Como se dá essa interdependência?
Na Zona Leste da capital, por exemplo, grande parte é abastecida por cinco grandes reservatórios que estão situados entre Suzano e Salesópolis. Grande parte dos resíduos que a Sabesp gera na capital é tratada em Barueri, outro município. Não tem como ver saneamento se não for de forma regionalizada. O que o município de São Paulo fez foi compreender isso.
Qual era a preocupação do prefeito?
Manter os benefícios que estavam previstos no contrato do município com a Sabesp. Isso foi confirmado pelo estado: manter repasse de 7,5% da receita obtida pela empresa na cidade e ter no mínimo 13% de investimento no município – que, com a privatização, vai aumentar. Foi o mesmo diálogo com outras prefeituras.
Além da Sabesp, há outras privatizações no horizonte?
Estabelecemos um pipeline robusto desde a primeira reunião do Conselho de Desestatização do governo, com 15 projetos, entre eles o da Sabesp. Mas o primeiro a ser estudado, que sentimos muito interesse dos investidores, foi o da Emae, empresa geração de energia da região metropolitana.
Por que tanto interesse pela Emae?
Por causa do potencial gigantesco que ela oferece. A Usina Henry Borden, a maior da empresa, tem potencial instalado de 961 megawatts (MW). Com a iniciativa privada, entendemos que é possível melhorar ainda mais a eficiência. Já fizemos a contratação dos estudos e devemos lançar audiência e consulta pública nos próximos meses. A ideia é fazer o leilão no final do ano ou no início de 2024, antes da Sabesp. O modelo de desestatização será um processo simples, com venda de ações. Seria uma privatização total, o governo estadual sairia da empresa.
"Estabelecemos um cronograma de desestatizações com 15 projetos.
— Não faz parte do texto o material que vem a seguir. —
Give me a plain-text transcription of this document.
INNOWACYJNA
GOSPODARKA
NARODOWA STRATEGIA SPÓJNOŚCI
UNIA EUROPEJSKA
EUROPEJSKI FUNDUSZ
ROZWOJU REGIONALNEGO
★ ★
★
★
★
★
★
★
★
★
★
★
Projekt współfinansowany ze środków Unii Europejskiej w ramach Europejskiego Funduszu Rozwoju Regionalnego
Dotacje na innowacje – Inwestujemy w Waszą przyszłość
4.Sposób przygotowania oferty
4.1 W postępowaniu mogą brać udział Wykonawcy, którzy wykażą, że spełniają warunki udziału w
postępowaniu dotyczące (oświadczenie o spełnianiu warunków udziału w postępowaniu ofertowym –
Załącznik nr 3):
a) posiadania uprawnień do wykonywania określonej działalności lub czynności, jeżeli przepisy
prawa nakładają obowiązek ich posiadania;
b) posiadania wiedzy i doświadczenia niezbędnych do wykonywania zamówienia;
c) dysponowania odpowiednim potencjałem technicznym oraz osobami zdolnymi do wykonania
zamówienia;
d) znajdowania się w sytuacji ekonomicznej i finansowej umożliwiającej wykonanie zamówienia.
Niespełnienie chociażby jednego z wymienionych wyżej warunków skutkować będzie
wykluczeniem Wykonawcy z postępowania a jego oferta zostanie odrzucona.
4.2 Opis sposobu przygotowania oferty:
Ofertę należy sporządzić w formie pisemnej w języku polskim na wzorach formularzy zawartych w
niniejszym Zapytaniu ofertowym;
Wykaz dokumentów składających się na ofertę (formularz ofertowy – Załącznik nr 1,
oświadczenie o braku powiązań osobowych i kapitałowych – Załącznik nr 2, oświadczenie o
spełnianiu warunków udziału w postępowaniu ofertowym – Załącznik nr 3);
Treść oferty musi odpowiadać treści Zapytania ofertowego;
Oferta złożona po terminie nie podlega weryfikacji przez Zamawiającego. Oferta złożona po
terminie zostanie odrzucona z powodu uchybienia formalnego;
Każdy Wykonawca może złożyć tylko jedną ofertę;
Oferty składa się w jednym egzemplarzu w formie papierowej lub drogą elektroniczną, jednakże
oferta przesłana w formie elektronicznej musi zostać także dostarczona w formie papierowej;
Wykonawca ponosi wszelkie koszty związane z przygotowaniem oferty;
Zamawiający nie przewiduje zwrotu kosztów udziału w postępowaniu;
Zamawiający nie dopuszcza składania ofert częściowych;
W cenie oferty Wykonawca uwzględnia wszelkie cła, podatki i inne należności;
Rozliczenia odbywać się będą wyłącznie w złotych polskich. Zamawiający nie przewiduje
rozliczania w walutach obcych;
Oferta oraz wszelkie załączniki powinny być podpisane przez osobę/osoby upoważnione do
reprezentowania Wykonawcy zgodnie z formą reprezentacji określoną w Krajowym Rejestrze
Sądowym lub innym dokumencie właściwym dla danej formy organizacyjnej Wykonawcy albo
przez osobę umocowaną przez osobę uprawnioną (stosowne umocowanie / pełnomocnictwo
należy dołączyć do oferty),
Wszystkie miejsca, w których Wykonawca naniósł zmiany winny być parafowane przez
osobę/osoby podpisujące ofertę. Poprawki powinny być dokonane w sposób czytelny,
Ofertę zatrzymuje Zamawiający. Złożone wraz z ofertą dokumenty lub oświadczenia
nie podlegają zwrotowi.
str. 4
O primeiro a sair será o da Emae"
Quando o governo planeja avançar o processo de privatização da CPTM e do Metrô?
Existe um cronograma estabelecido. A Emae é a primeira e o cronograma da Sabesp deve ser concluído em meados do ano que vem. CPTM e Metrô não estão na minha pasta, mas o modelo de desestatização ainda está sob estudos. Na parte de mobilidade, o governo tem uma prioridade no Trem Intercidades (São Paulo a Campinas), incluído no PAC, que será por PPP. O mesmo ocorre com o Túnel Santos-Guarujá. Estamos analisando a modelagem econômico-financeira, documentos jurídicos e dialogando com o governo federal a parte de governança para avançar. Também será PPP.
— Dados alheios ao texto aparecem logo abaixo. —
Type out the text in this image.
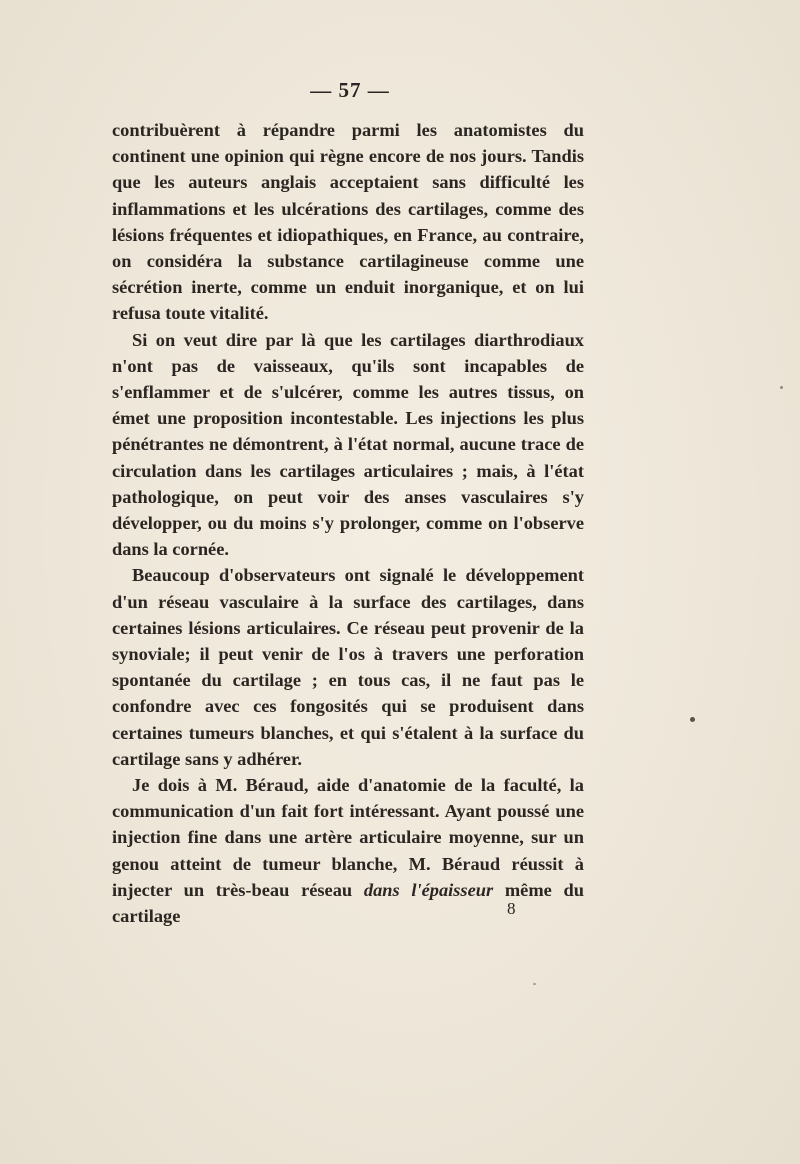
— 57 —

contribuèrent à répandre parmi les anatomistes du continent une opinion qui règne encore de nos jours. Tandis que les auteurs anglais acceptaient sans difficulté les inflammations et les ulcérations des cartilages, comme des lésions fréquentes et idiopathiques, en France, au contraire, on considéra la substance cartilagineuse comme une sécrétion inerte, comme un enduit inorganique, et on lui refusa toute vitalité.

Si on veut dire par là que les cartilages diarthrodiaux n'ont pas de vaisseaux, qu'ils sont incapables de s'enflammer et de s'ulcérer, comme les autres tissus, on émet une proposition incontestable. Les injections les plus pénétrantes ne démontrent, à l'état normal, aucune trace de circulation dans les cartilages articulaires ; mais, à l'état pathologique, on peut voir des anses vasculaires s'y développer, ou du moins s'y prolonger, comme on l'observe dans la cornée.

Beaucoup d'observateurs ont signalé le développement d'un réseau vasculaire à la surface des cartilages, dans certaines lésions articulaires. Ce réseau peut provenir de la synoviale; il peut venir de l'os à travers une perforation spontanée du cartilage ; en tous cas, il ne faut pas le confondre avec ces fongosités qui se produisent dans certaines tumeurs blanches, et qui s'étalent à la surface du cartilage sans y adhérer.

Je dois à M. Béraud, aide d'anatomie de la faculté, la communication d'un fait fort intéressant. Ayant poussé une injection fine dans une artère articulaire moyenne, sur un genou atteint de tumeur blanche, M. Béraud réussit à injecter un très-beau réseau dans l'épaisseur même du cartilage	8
O governo estadual acaba de lançar o Plano Estadual de Energia 2050. Qual o modelo de governança?
Esse plano é prioritário pelo potencial que o estado de São Paulo tem. Somos o maior produtor nacional de etanol, responsáveis por 45% da produção nacional. Pela biomassa conseguimos gerar energia, fazer uma economia circular. Imaginamos um portfólio de projetos a longo prazo e com estímulos, tendo como perspectiva a ação climática, também ligada a 2050, com um ambiente de negócios favoráveis para atrair investidores.
São vários projetos?
O portfólio completo prevê R$ 16,8 bilhões em investimentos privados. Foram mapeados 21 projetos voltados para transição energética. O plano tem duas fases, uma qualitativa e outra quantitativa. Na primeira, apresentamos aos investidores os projetos que estamos estudando nos eixos de regulação, infraestrutura, meio ambiente, social e de tecnologia, o que precisamos fazer em cada um deles. Na parte de ambiente regulatório, estamos reabilitando o Conselho Estadual de Política Energética.
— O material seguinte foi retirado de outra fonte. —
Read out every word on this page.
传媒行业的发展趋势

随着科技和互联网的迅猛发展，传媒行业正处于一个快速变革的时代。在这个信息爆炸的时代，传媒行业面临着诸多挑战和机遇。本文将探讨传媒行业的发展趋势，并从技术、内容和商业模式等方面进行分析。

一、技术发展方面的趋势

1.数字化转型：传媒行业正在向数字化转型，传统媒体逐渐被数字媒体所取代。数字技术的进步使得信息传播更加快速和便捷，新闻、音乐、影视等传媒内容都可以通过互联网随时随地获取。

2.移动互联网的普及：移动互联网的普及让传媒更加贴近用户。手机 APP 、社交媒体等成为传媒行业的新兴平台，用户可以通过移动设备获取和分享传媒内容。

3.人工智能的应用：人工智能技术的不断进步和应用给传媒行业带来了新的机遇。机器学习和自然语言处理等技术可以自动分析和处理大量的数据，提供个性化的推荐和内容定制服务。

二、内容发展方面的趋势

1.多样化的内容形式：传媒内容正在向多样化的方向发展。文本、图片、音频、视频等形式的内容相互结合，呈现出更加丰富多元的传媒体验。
Quando será lançada a fase quantitativa?
Até o final do ano. Devemos regulamentar também um fundo que vai beneficiar pequenas e médias empresas (PMEs) em relação ao potencial energético, o que deve levantar cerca de R$ 400 milhões para mais de 450 empresas. A ideia é aproveitar o potencial do estado nessa área de transição energética e descarbonização.